Heike Troue, Vorständin der Verbraucherzentrale Rheinland-Pfalz

Speziell mahnten Sie bei Ihrem Jahrespressegespräch 2024 an, dass der elektronische Personalausweis und die EUDI-Wallet gut miteinander verzahnt werden müssen. Was meinen Sie damit?

Beim Stichwort gute Verzahnung ist uns wichtig, dass künftig alle Werkzeuge und Schnittstellen, die für die sichere digitale Identität von Belang sind, aufeinander abgestimmt sind. Konkret meint das, dass wenn die Wallet kommt, mein vorhandener elektronischer Personalausweis und dessen Anwendungsfunktionen gut und reibungslos mit ihr verknüpft werden. Gleiches gilt auch für kommende Schnittstellen wie die BundID oder Tools aus anderen Bereichen. Man sieht hier aber auch schon, dass die Thematik das Potenzial hat, sehr komplex zu werden. Je mehr Schnittstellen involviert sind, desto eher wird es zu Medienbrüchen kommen: Die Systeme verstehen einander nicht mehr und der reibungslose Datenaustausch bricht ab. Sicherheit und Nutzerfreundlichkeit müssen daher im weiteren Prozess gleichermaßen Priorität haben.

Inwiefern könnten sichere digitale Identitäten und Technologien wie die EUDI-Wallet in Zukunft eine Rolle im Umgang mit Künstlicher Intelligenz (KI) spielen?

Mit dem Fortschreiten der KI wird es für Menschen immer schwerer zu erkennen, ob eine Interaktion im Netz vertrauenswürdig ist. Deshalb ist es wichtig, dass nicht nur Verbrauchende sicher ihre Identität nachweisen können, sondern auch nur sichere Anbieter eine solche digitale Identität anfordern dürfen, sich also beide Seiten ausweisen müssen. Eine sichere digitale Identität könnte so dabei helfen, die Verbrauchenden und die Anbieter vor den negativen Auswirkungen von KI-gestütztem Betrug zu schützen.

Was ist aus Ihrer Sicht notwendig, dass die Verbraucher und Verbraucherinnen Vertrauen in die Wallet bekommen?

Damit Verbraucher und Verbraucherinnen der EUDI-Wallet vertrauen, ist zweierlei entscheidend: Erstens entsteht Vertrauen ja bekanntermaßen durch Ehrlichkeit und Transparenz. Bezogen auf unsere digitale Brieftasche heißt das: Menschen wollen das Gefühl haben, dass sie die volle Kontrolle über ihre sensiblen Daten haben und Zugriffe Dritter auf diese Daten keinesfalls hinter ihrem Rücken erfolgen können.

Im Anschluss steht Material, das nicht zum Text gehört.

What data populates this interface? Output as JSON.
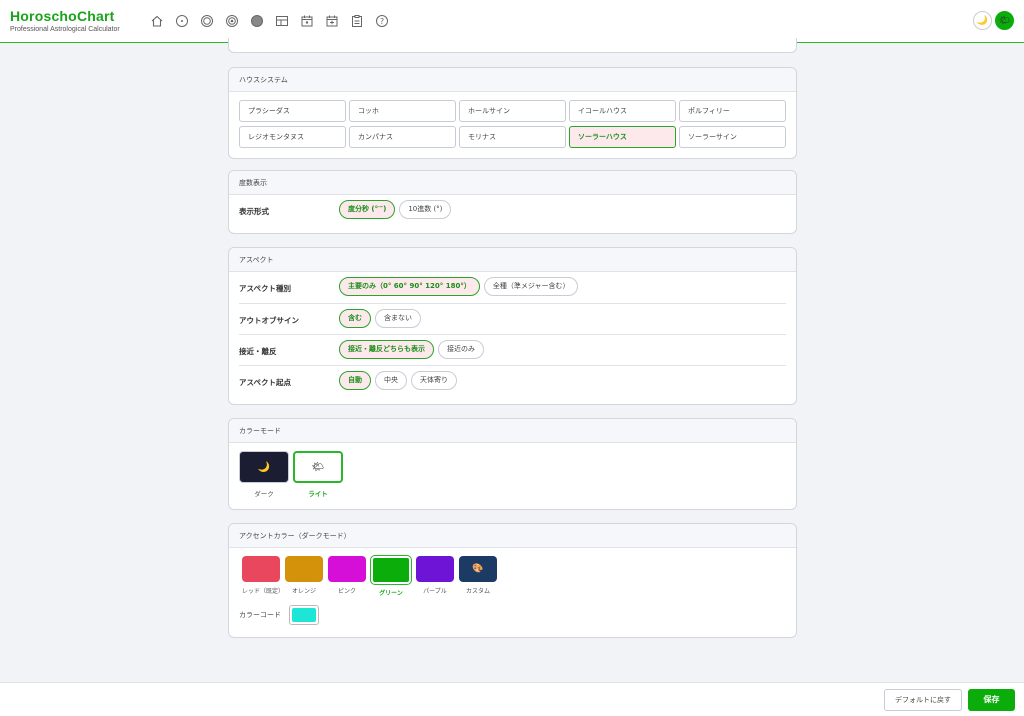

Zweitens braucht Vertrauen die Erfahrung, dass etwas funktioniert. Die EUDI-Wallet sollte deshalb clever und bedienungsfreundlich gestaltet sein. Etwa, indem sie sich gut in den Alltag der Verbraucher und Verbraucherinnen einfügt und eine echte Entlastung gegenüber den bekannten analogen Wegen bietet. Dabei ist es wichtig, dass sie auch von Zielgruppen genutzt wird, die nicht übermäßig technikaffin sind, etwa von älteren Nutzenden. Ich bin aber guter Dinge, dass man alle Anforderungen an die digitale Brieftasche zusammenbringen kann. Und zwar, wenn der Staat nicht nur eine sichere und nutzerfreundliche EUDI-Wallet anbietet, sondern auch die Einführung und den Einsatz durch eine breite Informationskampagne begleitet. 

Vielen Dank für das Gespräch, Frau Troue.

Zur Person

Die Diplom-Volkswirtin Heike Troue (Jahrgang 1970) leitet die Verbraucherzentrale Rheinland-Pfalz seit 2023.

Zuvor war Frau Troue für folgende Verbände auf Bundes- und Landesebene in Berlin und Wiesbaden tätig: 

  • Geschäftsführerin des Fachverbands Garten-, Landschafts- und Sportplatzbau Hessen-Thüringen e. V. (2014 bis 2022)
  • Geschäftsführerin des Vereins „Deutschland sicher im Netz e. V.“ (DsiN) (2007 bis 2013)
  • Hauptgeschäftsführerin des Deutschen LandFrauenverbands e. V. (2000 bis 2007)
  • Mitglied im Vorstand der Deutschen Welthungerhilfe e. V. (2000 bis 2008)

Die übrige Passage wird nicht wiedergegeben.